The conundrum involving ERSP is resolved when factor intensity and technology are taken into account. ETM industries are capital-intensive with high shares of fixed costs. The technologies are generally less divisible such that fewer segments of the supply chain can be separated and transferred across borders. Such complex production processes operate within an ecosystem that is both less divisible and more difficult to recreate elsewhere. Factories must be rebuilt, while training new workers and developing relationships with new suppliers substantially increases costs. These factors could overwhelm the multiplier effects of the ERSP, accounting for the locational resilience of ETM industries despite trade war tariffs, improving operational and output resilience.
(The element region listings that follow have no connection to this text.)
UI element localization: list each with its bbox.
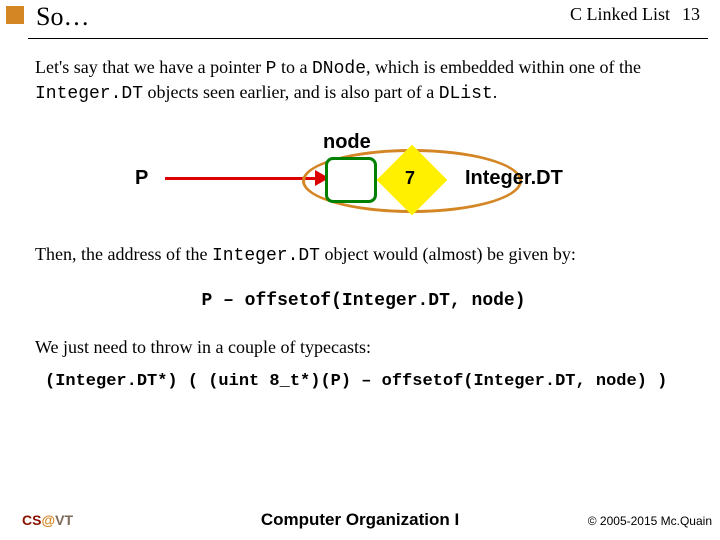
slide-body: Let's say that we have a pointer P to a … xyxy=(35,56,692,393)
text: objects seen earlier, and is also part o… xyxy=(143,82,439,102)
code-inline: DNode xyxy=(312,59,366,79)
paragraph-3-wrap: We just need to throw in a couple of typ… xyxy=(35,336,692,393)
text: Let's say that we have a pointer xyxy=(35,57,266,77)
arrow-shaft xyxy=(165,177,317,180)
text: Then, the address of the xyxy=(35,244,212,264)
footer-copyright: © 2005-2015 Mc.Quain xyxy=(588,514,712,528)
paragraph-1: Let's say that we have a pointer P to a … xyxy=(35,56,692,107)
paragraph-3: We just need to throw in a couple of typ… xyxy=(35,336,692,359)
code-inline: DList xyxy=(439,84,493,104)
value-text: 7 xyxy=(405,167,415,190)
text: object would (almost) be given by: xyxy=(320,244,576,264)
code-expression-1: P – offsetof(Integer.DT, node) xyxy=(35,290,692,313)
pointer-label: P xyxy=(135,165,148,191)
code-expression-2: (Integer.DT*) ( (uint 8_t*)(P) – offseto… xyxy=(45,371,692,393)
slide: So… C Linked List 13 Let's say that we h… xyxy=(0,0,720,540)
slide-topic: C Linked List xyxy=(570,4,670,25)
slide-title: So… xyxy=(36,2,89,32)
text: , which is embedded within one of the xyxy=(366,57,641,77)
node-box xyxy=(325,157,377,203)
struct-label: Integer.DT xyxy=(465,165,563,191)
code-inline: P xyxy=(266,59,277,79)
paragraph-2: Then, the address of the Integer.DT obje… xyxy=(35,243,692,268)
page-number: 13 xyxy=(682,4,700,25)
text: . xyxy=(493,82,498,102)
diagram: P node 7 Integer.DT xyxy=(35,125,692,235)
accent-square xyxy=(6,6,24,24)
horizontal-rule xyxy=(28,38,708,39)
code-inline: Integer.DT xyxy=(35,84,143,104)
node-label: node xyxy=(323,129,371,155)
text: to a xyxy=(276,57,312,77)
code-inline: Integer.DT xyxy=(212,246,320,266)
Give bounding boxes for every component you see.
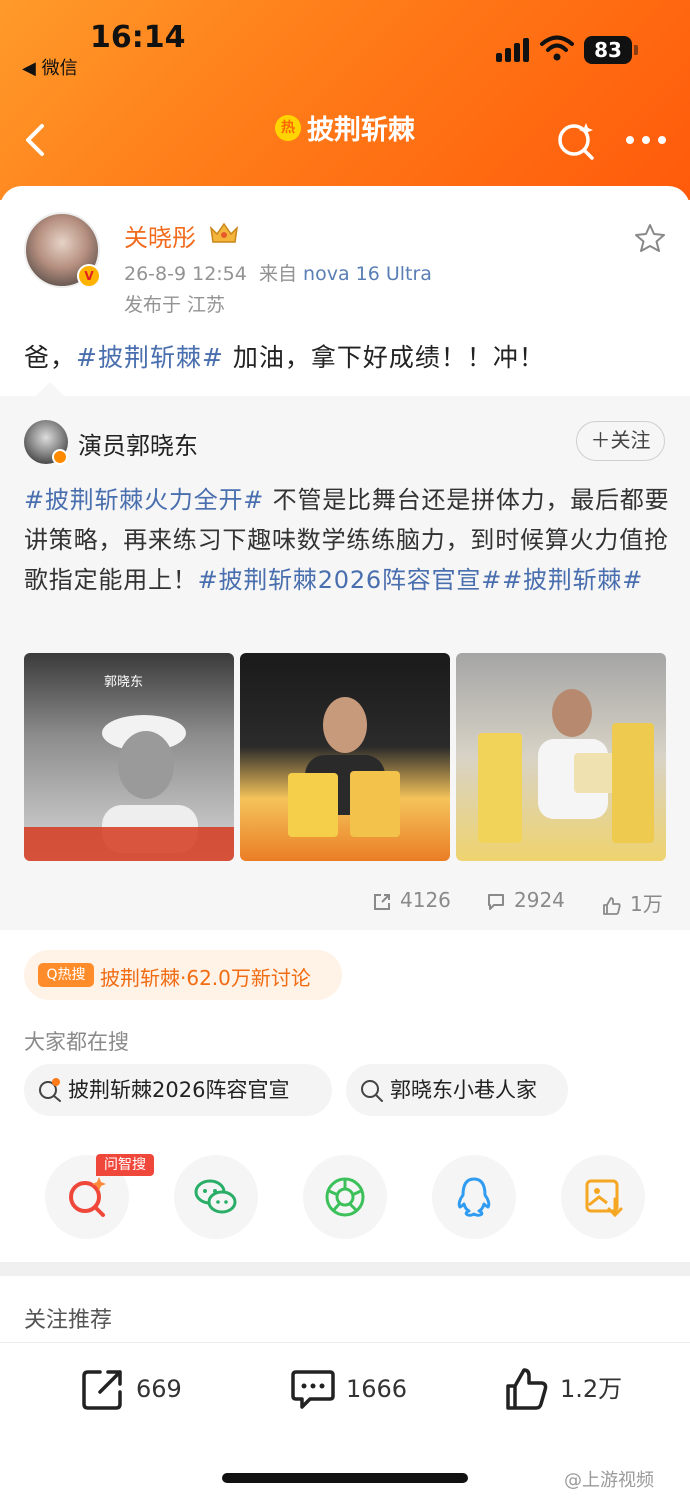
thumbs-up-icon: [506, 1368, 548, 1410]
bottom-comment-count: 1666: [346, 1375, 408, 1403]
share-icon: [374, 893, 390, 910]
signal-icon: [496, 38, 530, 62]
page-title-text: 披荆斩棘: [307, 115, 415, 146]
bottom-repost-count: 669: [136, 1375, 182, 1403]
post-text-post: 加油，拿下好成绩！！冲！: [223, 343, 545, 372]
like-count[interactable]: 1万: [602, 888, 663, 917]
moments-icon: [325, 1177, 365, 1217]
person-with-books-icon: [288, 697, 400, 837]
bottom-repost-button[interactable]: 669: [80, 1366, 190, 1412]
thumbs-up-icon: [603, 896, 621, 915]
ai-search-badge: 问智搜: [96, 1154, 154, 1176]
home-indicator: [222, 1473, 468, 1483]
back-app-label: 微信: [41, 58, 78, 79]
hot-badge-icon: 热: [275, 114, 301, 141]
search-icon: [361, 1080, 383, 1102]
share-icon: [82, 1370, 122, 1410]
bottom-comment-button[interactable]: 1666: [290, 1366, 410, 1412]
save-image-icon: [585, 1179, 623, 1218]
comment-count[interactable]: 2924: [486, 888, 565, 912]
post-photo-2[interactable]: [240, 653, 450, 861]
recommend-title: 关注推荐: [24, 1308, 113, 1333]
crown-icon: [209, 222, 239, 243]
ai-search-icon[interactable]: [556, 120, 596, 160]
battery-tip: [634, 45, 638, 55]
comment-icon: [488, 893, 504, 910]
post-date: 26-8-9 12:54: [124, 263, 247, 285]
status-time: 16:14: [90, 20, 186, 55]
post-photo-1[interactable]: 郭晓东: [24, 653, 234, 861]
photo-red-banner: [24, 827, 234, 861]
repost-verified-icon: [52, 449, 68, 465]
qq-icon: [457, 1177, 491, 1217]
post-text-pre: 爸，: [24, 343, 77, 372]
search-section-title: 大家都在搜: [24, 1030, 129, 1054]
hot-search-icon: [39, 1078, 61, 1102]
like-count-value: 1万: [630, 892, 663, 916]
author-name[interactable]: 关晓彤: [124, 218, 196, 253]
photo-caption: 郭晓东: [104, 675, 144, 690]
bottom-like-button[interactable]: 1.2万: [504, 1366, 624, 1412]
search-chip-label: 披荆斩棘2026阵容官宣: [68, 1078, 290, 1102]
bottom-like-count: 1.2万: [560, 1375, 623, 1403]
verified-badge-icon: V: [77, 264, 101, 288]
post-meta: 26-8-9 12:54 来自 nova 16 Ultra: [124, 259, 432, 286]
back-to-app-link[interactable]: ◀ 微信: [22, 54, 78, 80]
post-location: 发布于 江苏: [124, 294, 226, 316]
battery-indicator: 83: [584, 36, 632, 64]
comment-icon: [291, 1370, 335, 1409]
wifi-icon: [540, 35, 574, 61]
moments-share-button[interactable]: [303, 1155, 387, 1239]
wechat-icon: [194, 1179, 237, 1214]
repost-topic-link-2[interactable]: #披荆斩棘2026阵容官宣##披荆斩棘#: [198, 566, 644, 594]
save-image-share-button[interactable]: [561, 1155, 645, 1239]
ai-search-icon: [69, 1177, 106, 1217]
star-icon[interactable]: [634, 222, 666, 254]
watermark: @上游视频: [564, 1470, 654, 1491]
repost-topic-link[interactable]: #披荆斩棘火力全开#: [24, 486, 264, 514]
person-reading-icon: [478, 689, 654, 843]
post-topic-link[interactable]: #披荆斩棘#: [76, 343, 224, 372]
hot-search-tag: Q热搜: [38, 963, 94, 987]
section-gap: [0, 1262, 690, 1276]
repost-count[interactable]: 4126: [372, 888, 451, 912]
divider: [0, 1342, 690, 1343]
search-chip[interactable]: 披荆斩棘2026阵容官宣: [24, 1064, 332, 1116]
source-prefix: 来自: [258, 263, 297, 285]
more-icon[interactable]: [624, 125, 668, 155]
repost-count-value: 4126: [400, 888, 451, 912]
post-photo-3[interactable]: [456, 653, 666, 861]
wechat-share-button[interactable]: [174, 1155, 258, 1239]
qq-share-button[interactable]: [432, 1155, 516, 1239]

Therefore, we should not be surprised to find little evidence that the trade war has resulted in significant reshoring of production back to the US or China. The minimal relocation has involved transfer of supply chain activities to third countries in Southeast Asia. If punitive tariffs have failed at reshoring production, then direct subsidies have not fared any better, even though subsidies can be better targeted because they can be tied directly to reshoring, avoiding the spillover to third countries. Since the subsidies are directly related to the value-added returned, however, there are no ERSP-related multiplier effects either, reducing their potency. The evidence from Japan is that firms that accepted subsidies to reshore were quick to return to China after observing a grace period of sorts, diminishing any long-term impact.
Southeast Asia is heavily dependent on GSCs and reshoring would gravely affect its trade and growth prospects. When reshoring is engineered through discriminatory taxes or targeted subsidies, global welfare is reduced by efficiency and deadweight losses associated with a misallocation of resources. Using resilience as a pretext to promote the reshoring of production are not only likely to fail but will incur costs even if successful.